Identitätsdiebstahl, Spionage & Co. – aus Angst vor Bedrohungen hat knapp die Hälfte der Internetnutzer ihre Online-Aktivitäten im vergangenen Jahr eingeschränkt.
(Quelle: Shutterstock - Chanpipat)
Die Internetnutzung ist mittlerweile eine gefährliche Sache: Angriffe beim Online-Banking, Identitätsdiebstähle und dazu noch Schnüffelaktionen von Behörden mehrerer Staaten. Das Ganze hat nun auch Auswirkungen auf das Nutzerverhalten. Eine Studie der US-amerikanischen National Telecommunications and Information Administration (NTIA) hat herausgefunden, dass knapp die Hälfte der Internetnutzer in den USA ihre Online-Aktivitäten im letzten Jahr stark eingeschränkt hat.
Für die Studie der dem Wirtschaftsministerium unterstellten Behörde wurden 41.000 Haushalte in den USA zur ihrer Internetnutzung befragt, aus der die britische Tageszeitung The Independet zitiert. Demnach befürchten 33 Prozent der Internetnutzer, dass sie Opfer von Kreditkartenbetrug werden und schränkten daher das Online-Shopping ein. Auch die Nutzung von Sozialen Netzen wird eingeschränkt: So vermeiden es 19 Prozent der befragten Haushalte, kontroverse Meinungen zu posten.

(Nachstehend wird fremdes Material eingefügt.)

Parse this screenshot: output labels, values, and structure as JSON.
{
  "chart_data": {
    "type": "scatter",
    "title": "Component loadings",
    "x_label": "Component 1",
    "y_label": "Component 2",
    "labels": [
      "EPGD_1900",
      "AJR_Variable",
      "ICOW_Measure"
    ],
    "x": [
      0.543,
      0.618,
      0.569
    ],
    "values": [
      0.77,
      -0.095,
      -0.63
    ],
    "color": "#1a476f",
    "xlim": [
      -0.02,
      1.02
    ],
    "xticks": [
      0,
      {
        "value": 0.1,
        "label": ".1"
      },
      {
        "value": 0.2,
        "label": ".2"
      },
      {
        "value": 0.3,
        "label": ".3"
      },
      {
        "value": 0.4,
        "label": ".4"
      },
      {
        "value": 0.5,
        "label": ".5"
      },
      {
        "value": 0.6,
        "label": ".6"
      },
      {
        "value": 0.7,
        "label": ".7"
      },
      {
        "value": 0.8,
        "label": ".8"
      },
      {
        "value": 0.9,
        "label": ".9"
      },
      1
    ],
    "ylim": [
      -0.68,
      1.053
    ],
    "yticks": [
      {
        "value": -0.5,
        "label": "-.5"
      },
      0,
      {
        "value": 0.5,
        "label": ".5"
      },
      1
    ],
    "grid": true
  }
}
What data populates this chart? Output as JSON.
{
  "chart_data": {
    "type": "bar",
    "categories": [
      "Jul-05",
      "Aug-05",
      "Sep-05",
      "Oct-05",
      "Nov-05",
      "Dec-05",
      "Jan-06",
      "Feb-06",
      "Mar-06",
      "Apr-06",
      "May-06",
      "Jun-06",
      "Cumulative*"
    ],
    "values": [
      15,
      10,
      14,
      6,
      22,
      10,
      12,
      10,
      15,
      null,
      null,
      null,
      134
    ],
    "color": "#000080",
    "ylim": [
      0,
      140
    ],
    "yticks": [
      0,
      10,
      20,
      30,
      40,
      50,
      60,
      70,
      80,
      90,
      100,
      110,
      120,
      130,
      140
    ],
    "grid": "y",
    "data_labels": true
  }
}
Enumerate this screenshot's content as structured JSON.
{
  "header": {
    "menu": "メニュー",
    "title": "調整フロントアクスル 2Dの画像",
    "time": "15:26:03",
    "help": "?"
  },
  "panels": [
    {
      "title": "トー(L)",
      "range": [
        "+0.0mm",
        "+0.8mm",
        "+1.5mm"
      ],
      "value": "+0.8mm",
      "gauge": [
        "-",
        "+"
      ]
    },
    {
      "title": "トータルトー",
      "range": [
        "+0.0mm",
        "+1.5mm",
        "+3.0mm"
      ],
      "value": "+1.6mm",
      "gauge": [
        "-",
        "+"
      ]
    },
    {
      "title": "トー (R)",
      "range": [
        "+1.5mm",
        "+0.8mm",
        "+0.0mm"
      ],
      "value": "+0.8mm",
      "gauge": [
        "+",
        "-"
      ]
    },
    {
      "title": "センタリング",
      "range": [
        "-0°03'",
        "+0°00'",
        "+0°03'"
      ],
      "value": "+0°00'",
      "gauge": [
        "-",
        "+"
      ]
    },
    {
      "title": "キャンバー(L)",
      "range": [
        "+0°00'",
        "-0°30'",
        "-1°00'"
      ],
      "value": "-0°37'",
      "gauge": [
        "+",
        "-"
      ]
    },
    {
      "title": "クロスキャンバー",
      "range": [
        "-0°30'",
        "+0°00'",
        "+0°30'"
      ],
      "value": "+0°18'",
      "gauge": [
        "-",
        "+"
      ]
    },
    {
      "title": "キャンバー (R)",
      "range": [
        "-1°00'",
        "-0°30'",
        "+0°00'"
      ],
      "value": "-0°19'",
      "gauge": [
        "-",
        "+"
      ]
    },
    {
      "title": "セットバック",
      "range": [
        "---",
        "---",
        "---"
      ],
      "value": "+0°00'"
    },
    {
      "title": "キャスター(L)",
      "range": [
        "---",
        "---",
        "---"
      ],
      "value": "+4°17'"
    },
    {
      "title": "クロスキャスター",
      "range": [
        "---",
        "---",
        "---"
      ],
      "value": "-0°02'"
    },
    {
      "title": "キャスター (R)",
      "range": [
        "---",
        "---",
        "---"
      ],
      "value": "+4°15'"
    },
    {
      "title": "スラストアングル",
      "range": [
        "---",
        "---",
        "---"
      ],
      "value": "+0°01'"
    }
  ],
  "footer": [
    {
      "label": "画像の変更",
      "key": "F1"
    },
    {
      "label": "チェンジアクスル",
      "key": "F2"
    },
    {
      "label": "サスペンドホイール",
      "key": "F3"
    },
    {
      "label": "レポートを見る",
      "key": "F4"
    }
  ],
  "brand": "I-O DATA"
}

Die grösste Angst haben amerikanische Surfer allerdings vor Identitätsdiebstahl. Für 63 Prozent stellt dies die grösse Gefahr im Internet dar. 45 Prozent haben Angst vor Angriffen beim Online-Banking.

19 Millionen Vorfälle

Wie der Independet weiter berichtet, fand die Studie heraus, dass bereits 19 Prozent der US-Haushalte Sicherheitsprobleme bei der Internetnutzung hatten. Hochgerechnet wären das knappe 19 Millionen Haushalte in den USA.